Nouveau rebondissement judiciaire, Carlos Ghosn a fait vendredi l’objet d’un troisième mandat d’arrêt au Japon sur des charges supplémentaires, anéantissant ses espoirs d’une libération immédiate. L’arrestation du PDG de l’alliance automobile Renault-Nissan-Mitsubishi Motors, le 19 novembre à Tokyo, avait fait l’effet d’un coup de tonnerre, sa longue garde à vue avait ensuite étonné à l’étranger et le système judiciaire japonais s’était retrouvé sous le feu des critiques.
Les médias avaient annoncé qu’il resterait sous les verrous jusqu’à la fin de l’année, voire au-delà, mais le tribunal a désavoué jeudi le parquet, refusant d’étendre la garde à vue du dirigeant de 64 ans et rejetant ensuite l’appel des procureurs. Une libération sous caution semblait alors imminente, mais c’était sans compter sur la ténacité du parquet, furieux selon les médias d’avoir été désavoué la veille.
Le bureau des procureurs a ainsi décidé de l’arrêter de nouveau, ce qui lui donne 48 heures supplémentaires pour l’interroger sur de nouvelles charges, d’abus de confiance cette fois. La durée de cette garde à vue peut néanmoins être encore étendue. Selon un communiqué, Carlos Ghosn est soupçonné d’avoir « failli à sa fonction de PDG et d’avoir causé un préjudice à Nissan ».
Concrètement, le parquet lui reproche d’avoir « imputé sur les comptes de la société des pertes d’investissements personnels », ce qu’il nie selon la chaîne de télévision publique NHK. Pour le moment, le Franco-libano-brésilien a été inculpé le 10 décembre pour avoir omis de déclarer aux autorités boursières environ 5 milliards de yens (38 millions d’euros) de revenus sur cinq années, de 2010 à 2015. Son bras droit Greg Kelly, arrêté en même temps que lui, a aussi été mis en examen.

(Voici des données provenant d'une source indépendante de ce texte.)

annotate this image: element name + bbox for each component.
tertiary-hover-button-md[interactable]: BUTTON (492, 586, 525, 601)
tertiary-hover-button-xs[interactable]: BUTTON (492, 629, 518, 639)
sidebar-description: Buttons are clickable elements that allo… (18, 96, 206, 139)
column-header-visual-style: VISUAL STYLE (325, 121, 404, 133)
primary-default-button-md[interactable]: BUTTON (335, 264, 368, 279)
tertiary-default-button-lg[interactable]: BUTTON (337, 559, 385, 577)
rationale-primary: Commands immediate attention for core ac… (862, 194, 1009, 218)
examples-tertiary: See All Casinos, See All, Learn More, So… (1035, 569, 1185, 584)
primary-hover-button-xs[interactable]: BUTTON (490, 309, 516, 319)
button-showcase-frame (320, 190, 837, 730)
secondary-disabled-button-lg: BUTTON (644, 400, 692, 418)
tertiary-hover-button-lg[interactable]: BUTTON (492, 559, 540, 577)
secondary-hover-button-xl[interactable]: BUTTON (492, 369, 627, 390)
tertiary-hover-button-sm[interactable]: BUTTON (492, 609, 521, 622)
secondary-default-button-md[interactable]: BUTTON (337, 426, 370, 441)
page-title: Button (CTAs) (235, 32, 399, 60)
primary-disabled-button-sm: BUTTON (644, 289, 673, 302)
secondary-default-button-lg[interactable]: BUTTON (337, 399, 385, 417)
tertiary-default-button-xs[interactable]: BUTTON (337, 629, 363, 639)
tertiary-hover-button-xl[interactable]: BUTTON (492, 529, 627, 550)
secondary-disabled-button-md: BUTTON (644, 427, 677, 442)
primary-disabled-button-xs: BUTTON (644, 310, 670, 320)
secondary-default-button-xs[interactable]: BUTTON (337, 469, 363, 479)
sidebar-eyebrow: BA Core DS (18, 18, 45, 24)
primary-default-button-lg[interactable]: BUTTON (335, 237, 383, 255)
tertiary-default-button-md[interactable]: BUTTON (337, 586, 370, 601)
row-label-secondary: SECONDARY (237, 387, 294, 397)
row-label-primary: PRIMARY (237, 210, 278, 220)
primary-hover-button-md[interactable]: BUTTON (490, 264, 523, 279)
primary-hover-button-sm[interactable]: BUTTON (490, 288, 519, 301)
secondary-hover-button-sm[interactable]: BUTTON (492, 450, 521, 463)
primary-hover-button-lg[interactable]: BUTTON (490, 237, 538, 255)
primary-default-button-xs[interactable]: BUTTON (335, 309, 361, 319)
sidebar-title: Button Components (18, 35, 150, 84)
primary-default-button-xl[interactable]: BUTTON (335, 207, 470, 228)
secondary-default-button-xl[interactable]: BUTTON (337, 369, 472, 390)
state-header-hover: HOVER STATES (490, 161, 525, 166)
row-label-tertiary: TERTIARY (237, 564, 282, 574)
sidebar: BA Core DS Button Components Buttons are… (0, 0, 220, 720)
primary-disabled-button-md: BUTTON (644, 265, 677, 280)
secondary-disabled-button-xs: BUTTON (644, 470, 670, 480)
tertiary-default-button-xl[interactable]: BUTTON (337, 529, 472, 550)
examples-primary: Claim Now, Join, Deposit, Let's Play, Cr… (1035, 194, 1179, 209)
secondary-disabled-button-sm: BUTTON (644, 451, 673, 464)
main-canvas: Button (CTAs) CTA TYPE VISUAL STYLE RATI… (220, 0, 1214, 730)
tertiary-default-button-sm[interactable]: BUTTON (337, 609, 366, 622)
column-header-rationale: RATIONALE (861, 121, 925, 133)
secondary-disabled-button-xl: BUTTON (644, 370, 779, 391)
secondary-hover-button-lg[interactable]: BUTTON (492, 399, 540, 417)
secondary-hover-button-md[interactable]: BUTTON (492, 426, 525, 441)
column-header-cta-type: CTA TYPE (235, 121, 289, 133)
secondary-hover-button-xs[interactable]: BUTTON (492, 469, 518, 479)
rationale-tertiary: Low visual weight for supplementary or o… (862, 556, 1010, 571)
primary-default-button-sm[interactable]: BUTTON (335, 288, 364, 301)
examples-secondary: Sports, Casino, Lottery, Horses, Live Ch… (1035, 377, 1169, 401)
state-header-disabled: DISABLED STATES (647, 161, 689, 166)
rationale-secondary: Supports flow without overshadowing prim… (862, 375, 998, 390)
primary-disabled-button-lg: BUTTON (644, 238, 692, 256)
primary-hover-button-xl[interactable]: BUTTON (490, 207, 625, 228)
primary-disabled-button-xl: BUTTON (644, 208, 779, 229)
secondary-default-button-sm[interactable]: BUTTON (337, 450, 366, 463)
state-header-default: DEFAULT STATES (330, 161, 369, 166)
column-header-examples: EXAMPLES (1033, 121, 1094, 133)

Les deux hommes sont également soupçonnés de minoration d’émoluments sur la période 2015-2018, pour un montant de 4 milliards de yens. Au cours des auditions, M. Ghosn aurait reconnu avoir signé des documents mentionnant des paiements qu’il était censé percevoir au moment de quitter Nissan mais il assure, selon la presse, que ces montants n’étaient pas définitivement établis et n’avaient donc pas à être inclus dans les rapports publics de l’entreprise.
M. Kelly ne fait pas, lui, l’objet d’un nouveau mandat d’arrêt et ses avocats ont déposé vendredi une demande de libération sous caution, a indiqué le tribunal de Tokyo. Pour Carlos Ghosn, qui séjourne actuellement dans une petite cellule d’un centre de détention de Tokyo, c’est une troisième étape qui s’ouvre sur le front judiciaire. Un imbroglio qui risque d’alimenter les critiques sur la justice nippone.
« Le système pénal japonais a été révélé au grand jour à l’étranger. Ce n’est pas forcément la meilleure face du Japon, ce n’est pas bon pour le monde des affaires », a commenté pour l’AFP Me Lionel Vincent, avocat du barreau de Tokyo. « Les dirigeants étrangers sont surpris de la brutalité de la procédure et craignent à tort d’être pris au piège de règles qu’ils ne connaissent pas et d’un système qu’ils ne maîtrisent pas », a-t-il ajouté.
Pendant ce temps, l’alliance Renault-Nissan est dans la tourmente. Les constructeurs japonais Nissan et Mitsubishi Motors ont déjà révoqué à l’unanimité M. Ghosn de la présidence de leurs conseils d’administration, mais le groupe français Renault l’a maintenu jusqu’à présent à son poste. De son côté, Nissan se prépare à une éventuelle libération de son ancien sauveur, qu’il accuse aujourd’hui de tous les maux, notamment d’avoir utilisé des résidences de luxe dans le monde entier aux frais de la compagnie.
Pour le groupe, qui a mené l’enquête pendant des mois en interne avant de transmettre les charges au parquet, « les preuves sont substantielles et convaincantes ». Selon une source proche du dossier, si Carlos Ghosn devait sortir de prison, Nissan lui interdirait l’accès à ses locaux même si en théorie il peut siéger au conseil d’administration. Seule une assemblée générale extraordinaire d’actionnaires peut le démettre de son titre d’administrateur.